En effet, plusieurs étudiant·e·s inscrit·e·s dans ce programme travaillent à temps plein dans une école
depuis plusieurs années. Les exempter de certains stages et cours théoriques serait donc logique.
Vers plus de flexibilité ?
« Depuis le mois de juillet, il y a des nouveautés chaque mois, constate le responsable de programme de la maîtrise qualifiante en enseignement au secondaire, Alejandro Gonzalez-Martin. On essaye de maximiser la formation en adoptant plusieurs mesures. »
La Faculté réfléchit à une façon d’offrir plus de flexibilité à ses étudiant·e·s, par exemple en révisant le
nombre de cours préalables pour faire les stages. M. Gonzalez-Martin estime qu’elle pourrait
potentiellement demander aux étudiant·e·s d’avoir uniquement suivi les cours « vraiment essentiels », afin
de ne pas les bloquer dans leur parcours.
Le manque de flexibilité du programme actuel a, en effet, contraint Mme Girard à suivre davantage de
cours par trimestre qu’elle ne l’aurait souhaité. « Pour réaliser mon dernier stage cet hiver, je devais avoir
complété tous les autres crédits… ce qui me force à suivre trois cours cet automne », déplore-t-elle.
Des stages en situation d’emploi salvateurs
Depuis janvier 2024, la Faculté admet les stages en situation d’emploi, ce qui constitue un « grand
soulagement » pour les étudiant·e·s qui enseignent déjà, explique M. Gonzalez-Martin. En effet, jusqu’à
récemment, ces dernier·ère·s devaient quitter leur emploi dans une école pour effectuer leur stage dans
une autre, et ce, sans rémunération. Cette nouvelle possibilité règle donc des problèmes à la fois d’ordre
financier pour les étudiant·e·s-enseignant·e·s et pédagogique pour les élèves.

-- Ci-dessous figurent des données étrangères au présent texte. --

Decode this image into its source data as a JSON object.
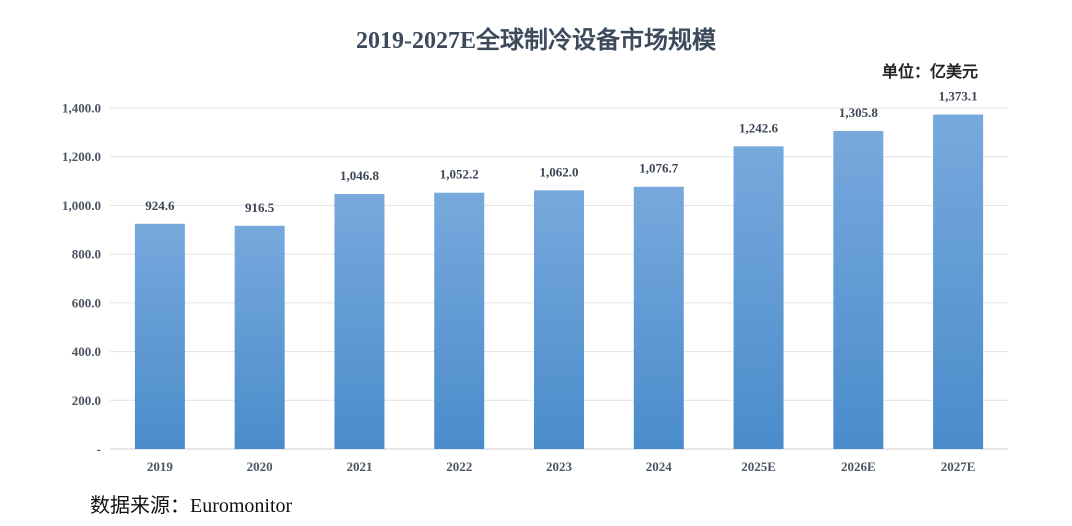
{
  "chart_data": {
    "type": "bar",
    "title": "2019-2027E全球制冷设备市场规模",
    "unit": "单位：亿美元",
    "categories": [
      "2019",
      "2020",
      "2021",
      "2022",
      "2023",
      "2024",
      "2025E",
      "2026E",
      "2027E"
    ],
    "values": [
      924.6,
      916.5,
      1046.8,
      1052.2,
      1062.0,
      1076.7,
      1242.6,
      1305.8,
      1373.1
    ],
    "data_labels": [
      "924.6",
      "916.5",
      "1,046.8",
      "1,052.2",
      "1,062.0",
      "1,076.7",
      "1,242.6",
      "1,305.8",
      "1,373.1"
    ],
    "y_ticks": [
      0,
      200,
      400,
      600,
      800,
      1000,
      1200,
      1400
    ],
    "y_tick_labels": [
      "-",
      "200.0",
      "400.0",
      "600.0",
      "800.0",
      "1,000.0",
      "1,200.0",
      "1,400.0"
    ],
    "ylim": [
      0,
      1400
    ],
    "grid": true,
    "legend": "none",
    "bar_color_top": "#78a9dd",
    "bar_color_bottom": "#4a8ccb"
  },
  "source": "数据来源：Euromonitor"
}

Le responsable du programme explique que la structure de la maîtrise qualifiante était tirée de celle du
baccalauréat en enseignement, qui invite les étudiant·e·s à faire des stages dans des milieux différents. «C’est très bien, mais pas adapté à la réalité de la maîtrise qualifiante et de la pénurie d’enseignants »,
ajoute-t-il.
L’urgence d’agir
En réponse à l’essoufflement des étudiant·e·s que met en lumière l’enquête du Devoir, la doyenne insiste
sur l’importance de remettre les pendules à l’heure.

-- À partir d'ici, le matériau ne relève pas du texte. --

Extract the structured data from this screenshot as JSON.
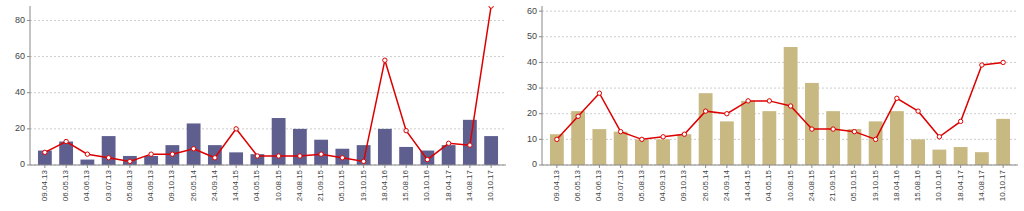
{
  "chart_data": [
    {
      "type": "bar",
      "categories": [
        "09.04.13",
        "06.05.13",
        "04.06.13",
        "03.07.13",
        "05.08.13",
        "04.09.13",
        "09.10.13",
        "26.05.14",
        "24.09.14",
        "14.04.15",
        "04.05.15",
        "10.08.15",
        "24.08.15",
        "21.09.15",
        "05.10.15",
        "19.10.15",
        "18.04.16",
        "15.08.16",
        "10.10.16",
        "18.04.17",
        "14.08.17",
        "10.10.17"
      ],
      "series": [
        {
          "type": "bar",
          "color": "#5f5f8f",
          "values": [
            8,
            13,
            3,
            16,
            5,
            5,
            11,
            23,
            11,
            7,
            6,
            26,
            20,
            14,
            9,
            11,
            20,
            10,
            8,
            11,
            25,
            16
          ]
        },
        {
          "type": "line",
          "color": "#dd0000",
          "marker": "circle",
          "values": [
            7,
            13,
            6,
            4,
            2,
            6,
            6,
            9,
            4,
            20,
            5,
            5,
            5,
            6,
            4,
            2,
            58,
            19,
            3,
            12,
            11,
            88
          ]
        }
      ],
      "ylim": [
        0,
        88
      ],
      "yticks": [
        0,
        20,
        40,
        60,
        80
      ],
      "grid": true
    },
    {
      "type": "bar",
      "categories": [
        "09.04.13",
        "06.05.13",
        "04.06.13",
        "03.07.13",
        "05.08.13",
        "04.09.13",
        "09.10.13",
        "26.05.14",
        "24.09.14",
        "14.04.15",
        "04.05.15",
        "10.08.15",
        "24.08.15",
        "21.09.15",
        "05.10.15",
        "19.10.15",
        "18.04.16",
        "15.08.16",
        "10.10.16",
        "18.04.17",
        "14.08.17",
        "10.10.17"
      ],
      "series": [
        {
          "type": "bar",
          "color": "#c8b882",
          "values": [
            12,
            21,
            14,
            13,
            10,
            10,
            12,
            28,
            17,
            25,
            21,
            46,
            32,
            21,
            14,
            17,
            21,
            10,
            6,
            7,
            5,
            18
          ]
        },
        {
          "type": "line",
          "color": "#dd0000",
          "marker": "circle",
          "values": [
            10,
            19,
            28,
            13,
            10,
            11,
            12,
            21,
            20,
            25,
            25,
            23,
            14,
            14,
            13,
            10,
            26,
            21,
            11,
            17,
            39,
            40
          ]
        }
      ],
      "ylim": [
        0,
        62
      ],
      "yticks": [
        0,
        10,
        20,
        30,
        40,
        50,
        60
      ],
      "grid": true
    }
  ]
}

« Tout le monde est essoufflé, pas juste les étudiants inscrits à cette maîtrise, alerte-t-elle. Tout le monde
qui évolue dans le milieu de l’enseignement en ce moment est épuisé. »
En outre, selon Mme Ammar, la durée de la maîtrise n’explique pas la baisse du taux de diplomation. Bien
que ce paramètre y contribue, les conditions de travail difficiles dans les écoles constituent également un
facteur de fatigue important.
Les taux de rétention et de diplomation sont d’ailleurs les mêmes que ceux d’autres programmes de
maîtrise qui débouchent vers des secteurs qui ne sont pas touchés par une pénurie de main-d’œuvre.
« Un travail collectif »
M. Gonzalez-Martin abonde dans le même sens. « Nous sommes tous dans l’urgence, mais nous voulons
prendre des décisions pérennes, affirme-t-il. C’est une situation difficile, nous faisons face à un cercle
vicieux dans lequel il faut former des enseignants rapidement, mais les écoles ne peuvent pas libérer leurs enseignants non légalement qualifiés pour leur donner le temps de se former correctement et obtenir leur brevet. »

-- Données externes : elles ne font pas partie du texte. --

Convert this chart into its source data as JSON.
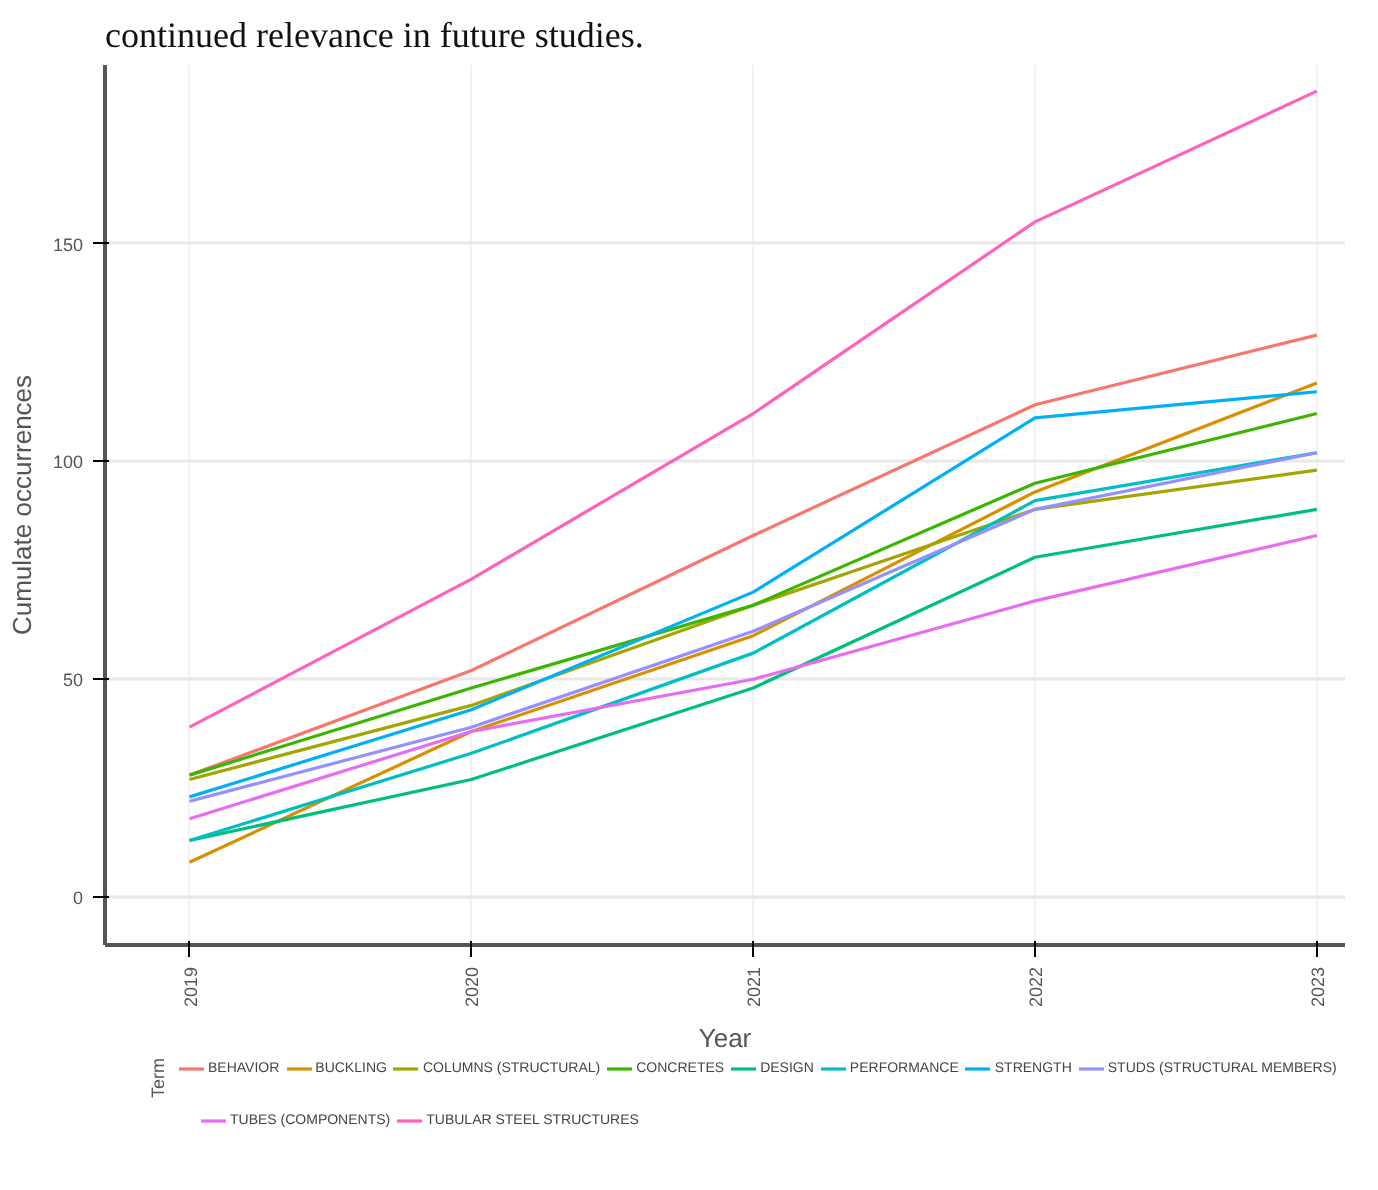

Selon lui, la solution se trouve dans un « travail collectif ». Il estime que le système d’éducation doit
réfléchir à la façon d’accompagner ces personnes pour assurer leur réussite et leur épanouissement. À
l’heure actuelle, des programmes de mentorat existent, mais ils ne sont pas toujours offerts en raison d’un manque de ressources.
Mme Girard, qui approche de la fin de son parcours, confie pour sa part que la meilleure voie pour elle
aurait été « une formule misant sur la concordance entre les cours et le travail dans une école ».